If only .editedAttributes/NSTextStorageEditedAttributes is sent, the insertion point will not be touched. This is what you will want to achieve when you highlight: change attributes only.
Why highlighting affects the insertion point
The problem with highlighting here is that NSTextStorage collects all edited calls during a single processing run and combines the ranges, starting with the user-edited change (e.g. the insertion when typing), then forming a union of this and all ranges reported by addAttributes(_:range:). This results in one single NSLayoutManager.processEditing(from:editedMask:...) call -- with an editedMask of both [.editedCharacters, .editedAttributes].
So you want to send .editedAttributes for the highlighted ranges but end up forming a union with .editedCharacters instead. That union moves the insertion point waaaaaaaay beyond where it should go.
Changing the order in processEditing to call super first works because the layout manager will be notified of a finished edit.
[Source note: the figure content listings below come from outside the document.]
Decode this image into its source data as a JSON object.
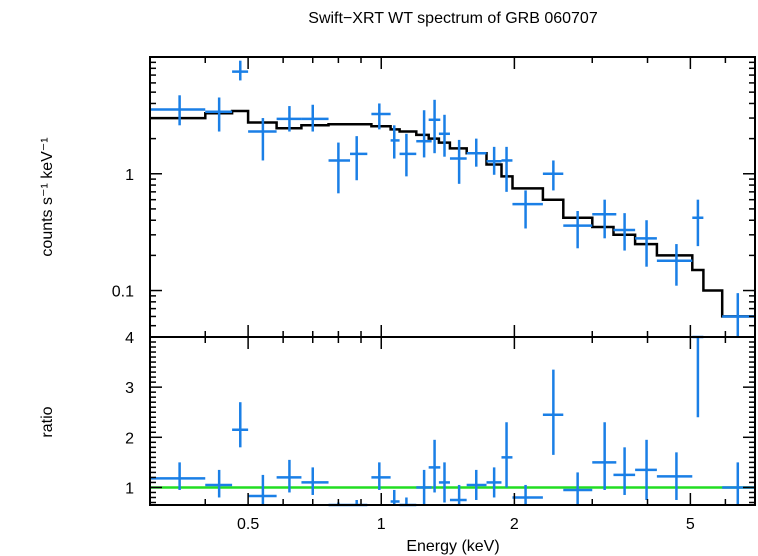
{
  "chart_data": {
    "title": "Swift−XRT WT spectrum of GRB 060707",
    "xlabel": "Energy (keV)",
    "xscale": "log",
    "xlim": [
      0.3,
      7.0
    ],
    "x_tick_labels": [
      {
        "value": 0.5,
        "label": "0.5"
      },
      {
        "value": 1,
        "label": "1"
      },
      {
        "value": 2,
        "label": "2"
      },
      {
        "value": 5,
        "label": "5"
      }
    ],
    "panels": [
      {
        "id": "spectrum",
        "type": "scatter",
        "ylabel": "counts s⁻¹ keV⁻¹",
        "yscale": "log",
        "ylim": [
          0.04,
          10
        ],
        "y_tick_labels": [
          {
            "value": 1,
            "label": "1"
          },
          {
            "value": 0.1,
            "label": "0.1"
          }
        ],
        "data": [
          {
            "x": 0.35,
            "xlo": 0.3,
            "xhi": 0.4,
            "y": 3.55,
            "ylo": 2.6,
            "yhi": 4.7
          },
          {
            "x": 0.43,
            "xlo": 0.4,
            "xhi": 0.46,
            "y": 3.4,
            "ylo": 2.3,
            "yhi": 4.5
          },
          {
            "x": 0.48,
            "xlo": 0.46,
            "xhi": 0.5,
            "y": 7.5,
            "ylo": 6.3,
            "yhi": 9.3
          },
          {
            "x": 0.54,
            "xlo": 0.5,
            "xhi": 0.58,
            "y": 2.3,
            "ylo": 1.3,
            "yhi": 3.0
          },
          {
            "x": 0.62,
            "xlo": 0.58,
            "xhi": 0.66,
            "y": 2.95,
            "ylo": 2.3,
            "yhi": 3.8
          },
          {
            "x": 0.7,
            "xlo": 0.66,
            "xhi": 0.76,
            "y": 2.95,
            "ylo": 2.3,
            "yhi": 3.9
          },
          {
            "x": 0.8,
            "xlo": 0.76,
            "xhi": 0.85,
            "y": 1.3,
            "ylo": 0.68,
            "yhi": 1.85
          },
          {
            "x": 0.88,
            "xlo": 0.85,
            "xhi": 0.93,
            "y": 1.48,
            "ylo": 0.88,
            "yhi": 2.1
          },
          {
            "x": 0.99,
            "xlo": 0.95,
            "xhi": 1.05,
            "y": 3.25,
            "ylo": 2.4,
            "yhi": 4.0
          },
          {
            "x": 1.07,
            "xlo": 1.05,
            "xhi": 1.1,
            "y": 1.93,
            "ylo": 1.35,
            "yhi": 2.6
          },
          {
            "x": 1.14,
            "xlo": 1.1,
            "xhi": 1.2,
            "y": 1.48,
            "ylo": 0.95,
            "yhi": 2.2
          },
          {
            "x": 1.25,
            "xlo": 1.2,
            "xhi": 1.3,
            "y": 1.9,
            "ylo": 1.38,
            "yhi": 3.5
          },
          {
            "x": 1.32,
            "xlo": 1.28,
            "xhi": 1.36,
            "y": 2.9,
            "ylo": 1.5,
            "yhi": 4.3
          },
          {
            "x": 1.39,
            "xlo": 1.35,
            "xhi": 1.43,
            "y": 2.2,
            "ylo": 1.4,
            "yhi": 3.2
          },
          {
            "x": 1.5,
            "xlo": 1.43,
            "xhi": 1.56,
            "y": 1.35,
            "ylo": 0.82,
            "yhi": 1.95
          },
          {
            "x": 1.64,
            "xlo": 1.56,
            "xhi": 1.73,
            "y": 1.5,
            "ylo": 1.15,
            "yhi": 2.0
          },
          {
            "x": 1.8,
            "xlo": 1.73,
            "xhi": 1.87,
            "y": 1.28,
            "ylo": 0.98,
            "yhi": 1.7
          },
          {
            "x": 1.92,
            "xlo": 1.87,
            "xhi": 1.98,
            "y": 1.3,
            "ylo": 0.7,
            "yhi": 1.7
          },
          {
            "x": 2.12,
            "xlo": 1.98,
            "xhi": 2.32,
            "y": 0.55,
            "ylo": 0.34,
            "yhi": 0.72
          },
          {
            "x": 2.45,
            "xlo": 2.32,
            "xhi": 2.58,
            "y": 1.0,
            "ylo": 0.72,
            "yhi": 1.3
          },
          {
            "x": 2.78,
            "xlo": 2.58,
            "xhi": 3.0,
            "y": 0.36,
            "ylo": 0.23,
            "yhi": 0.48
          },
          {
            "x": 3.2,
            "xlo": 3.0,
            "xhi": 3.4,
            "y": 0.45,
            "ylo": 0.28,
            "yhi": 0.6
          },
          {
            "x": 3.55,
            "xlo": 3.35,
            "xhi": 3.75,
            "y": 0.33,
            "ylo": 0.22,
            "yhi": 0.46
          },
          {
            "x": 3.98,
            "xlo": 3.75,
            "xhi": 4.2,
            "y": 0.28,
            "ylo": 0.16,
            "yhi": 0.4
          },
          {
            "x": 4.65,
            "xlo": 4.2,
            "xhi": 5.05,
            "y": 0.18,
            "ylo": 0.11,
            "yhi": 0.25
          },
          {
            "x": 5.2,
            "xlo": 5.05,
            "xhi": 5.35,
            "y": 0.42,
            "ylo": 0.24,
            "yhi": 0.6
          },
          {
            "x": 6.4,
            "xlo": 5.9,
            "xhi": 7.0,
            "y": 0.06,
            "ylo": 0.035,
            "yhi": 0.095
          }
        ],
        "model": {
          "type": "step",
          "edges": [
            0.3,
            0.4,
            0.46,
            0.5,
            0.58,
            0.66,
            0.76,
            0.85,
            0.95,
            1.05,
            1.1,
            1.2,
            1.28,
            1.35,
            1.43,
            1.56,
            1.73,
            1.87,
            1.98,
            2.32,
            2.58,
            3.0,
            3.35,
            3.75,
            4.2,
            5.05,
            5.35,
            5.9,
            7.0
          ],
          "values": [
            3.0,
            3.3,
            3.45,
            2.75,
            2.45,
            2.6,
            2.65,
            2.65,
            2.55,
            2.4,
            2.3,
            2.15,
            2.0,
            1.85,
            1.65,
            1.5,
            1.2,
            0.95,
            0.75,
            0.6,
            0.42,
            0.35,
            0.3,
            0.25,
            0.2,
            0.15,
            0.1,
            0.06
          ]
        }
      },
      {
        "id": "ratio",
        "type": "scatter",
        "ylabel": "ratio",
        "yscale": "linear",
        "ylim": [
          0.65,
          4.0
        ],
        "y_tick_labels": [
          {
            "value": 1,
            "label": "1"
          },
          {
            "value": 2,
            "label": "2"
          },
          {
            "value": 3,
            "label": "3"
          },
          {
            "value": 4,
            "label": "4"
          }
        ],
        "reference_line": {
          "y": 1.0,
          "color": "#22dd22"
        },
        "data": [
          {
            "x": 0.35,
            "xlo": 0.3,
            "xhi": 0.4,
            "y": 1.18,
            "ylo": 0.95,
            "yhi": 1.5
          },
          {
            "x": 0.43,
            "xlo": 0.4,
            "xhi": 0.46,
            "y": 1.05,
            "ylo": 0.8,
            "yhi": 1.35
          },
          {
            "x": 0.48,
            "xlo": 0.46,
            "xhi": 0.5,
            "y": 2.15,
            "ylo": 1.8,
            "yhi": 2.7
          },
          {
            "x": 0.54,
            "xlo": 0.5,
            "xhi": 0.58,
            "y": 0.83,
            "ylo": 0.6,
            "yhi": 1.25
          },
          {
            "x": 0.62,
            "xlo": 0.58,
            "xhi": 0.66,
            "y": 1.2,
            "ylo": 0.9,
            "yhi": 1.55
          },
          {
            "x": 0.7,
            "xlo": 0.66,
            "xhi": 0.76,
            "y": 1.1,
            "ylo": 0.85,
            "yhi": 1.4
          },
          {
            "x": 0.8,
            "xlo": 0.76,
            "xhi": 0.85,
            "y": 0.5,
            "ylo": 0.3,
            "yhi": 0.7
          },
          {
            "x": 0.88,
            "xlo": 0.85,
            "xhi": 0.93,
            "y": 0.55,
            "ylo": 0.35,
            "yhi": 0.75
          },
          {
            "x": 0.99,
            "xlo": 0.95,
            "xhi": 1.05,
            "y": 1.2,
            "ylo": 0.95,
            "yhi": 1.5
          },
          {
            "x": 1.07,
            "xlo": 1.05,
            "xhi": 1.1,
            "y": 0.72,
            "ylo": 0.5,
            "yhi": 0.95
          },
          {
            "x": 1.14,
            "xlo": 1.1,
            "xhi": 1.2,
            "y": 0.6,
            "ylo": 0.4,
            "yhi": 0.8
          },
          {
            "x": 1.25,
            "xlo": 1.2,
            "xhi": 1.3,
            "y": 1.0,
            "ylo": 0.65,
            "yhi": 1.35
          },
          {
            "x": 1.32,
            "xlo": 1.28,
            "xhi": 1.36,
            "y": 1.4,
            "ylo": 0.9,
            "yhi": 1.95
          },
          {
            "x": 1.39,
            "xlo": 1.35,
            "xhi": 1.43,
            "y": 1.1,
            "ylo": 0.7,
            "yhi": 1.5
          },
          {
            "x": 1.5,
            "xlo": 1.43,
            "xhi": 1.56,
            "y": 0.75,
            "ylo": 0.5,
            "yhi": 1.05
          },
          {
            "x": 1.64,
            "xlo": 1.56,
            "xhi": 1.73,
            "y": 1.05,
            "ylo": 0.75,
            "yhi": 1.35
          },
          {
            "x": 1.8,
            "xlo": 1.73,
            "xhi": 1.87,
            "y": 1.1,
            "ylo": 0.8,
            "yhi": 1.4
          },
          {
            "x": 1.92,
            "xlo": 1.87,
            "xhi": 1.98,
            "y": 1.6,
            "ylo": 1.0,
            "yhi": 2.3
          },
          {
            "x": 2.12,
            "xlo": 1.98,
            "xhi": 2.32,
            "y": 0.8,
            "ylo": 0.5,
            "yhi": 1.05
          },
          {
            "x": 2.45,
            "xlo": 2.32,
            "xhi": 2.58,
            "y": 2.45,
            "ylo": 1.65,
            "yhi": 3.35
          },
          {
            "x": 2.78,
            "xlo": 2.58,
            "xhi": 3.0,
            "y": 0.95,
            "ylo": 0.65,
            "yhi": 1.3
          },
          {
            "x": 3.2,
            "xlo": 3.0,
            "xhi": 3.4,
            "y": 1.5,
            "ylo": 0.95,
            "yhi": 2.3
          },
          {
            "x": 3.55,
            "xlo": 3.35,
            "xhi": 3.75,
            "y": 1.25,
            "ylo": 0.85,
            "yhi": 1.8
          },
          {
            "x": 3.98,
            "xlo": 3.75,
            "xhi": 4.2,
            "y": 1.35,
            "ylo": 0.75,
            "yhi": 1.95
          },
          {
            "x": 4.65,
            "xlo": 4.2,
            "xhi": 5.05,
            "y": 1.22,
            "ylo": 0.75,
            "yhi": 1.7
          },
          {
            "x": 5.2,
            "xlo": 5.05,
            "xhi": 5.35,
            "y": 4.0,
            "ylo": 2.4,
            "yhi": 4.1
          },
          {
            "x": 6.4,
            "xlo": 5.9,
            "xhi": 7.0,
            "y": 1.0,
            "ylo": 0.5,
            "yhi": 1.5
          }
        ]
      }
    ],
    "colors": {
      "data": "#1a7fe6",
      "model": "#000000",
      "reference": "#22dd22"
    },
    "grid": false
  }
}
But this approach will still break for some edge cases, resulting in invalid layout or jiggling scroll views while you type in very large paragraphs.
This is true for hooking into NSTextStorageDelegate, too, by the way.
Hook into callbacks after layout has truly finished to trigger highlighting instead of processEditing
The only solution that will work robustly based on reasons inherent to the Cocoa framework is to perform highlighting from textDidChange(_:) exclusively, i.e. after the layout processing really has been finished. Subscribing to NSTextDidChangeNotification work just as well.
Downside: you have to trigger highlighting passes for programmatic changes to the underlying string as these will not invoke the textDidChange(_:) callback.
In case you want to know more about the source of the problem, I put more my research, different approaches, and details of the solution in a much longer blog post for reference. This post is still a self-contained solution in itself:
http://christiantietze.de/posts/2017/11/syntax-highlight-nstextstorage-insertion-point-change/
I know that this question has been long since answered, however I had exactly the same issue. In my NSTextStorage subclass I was doing the following:
- (void)processEditing {
//Process self.editedRange and apply styles first
[super processEditing];
}
However, the correct thing to do is this:
- (void)processEditing {
[super processEditing];
//Process self.editedRange and apply styles after calling superclass method
}
It's simple! I ended up breaking this problem into 2 parts. I still do my syntax highlighting as a result of the textStorage delegate callback, but now I do my evaluation and appending elsewhere.
I ended up overriding both -insertText: and -deleteBackwards: (I might also want to do the same for -deleteForwards:, too). Both overrides look like the following:
- (void)insertText:(id)insertString {
[super insertText:insertString];
NSRange selectedRange = [self selectedRange];
[self doEvaluationAndAppendResult];
[self setSelectedRange:selectedRange];
}
I ended up having to reset the insertion point manually here. I'd still love to figure out why that's necessary, but at least this feels like less of a hack.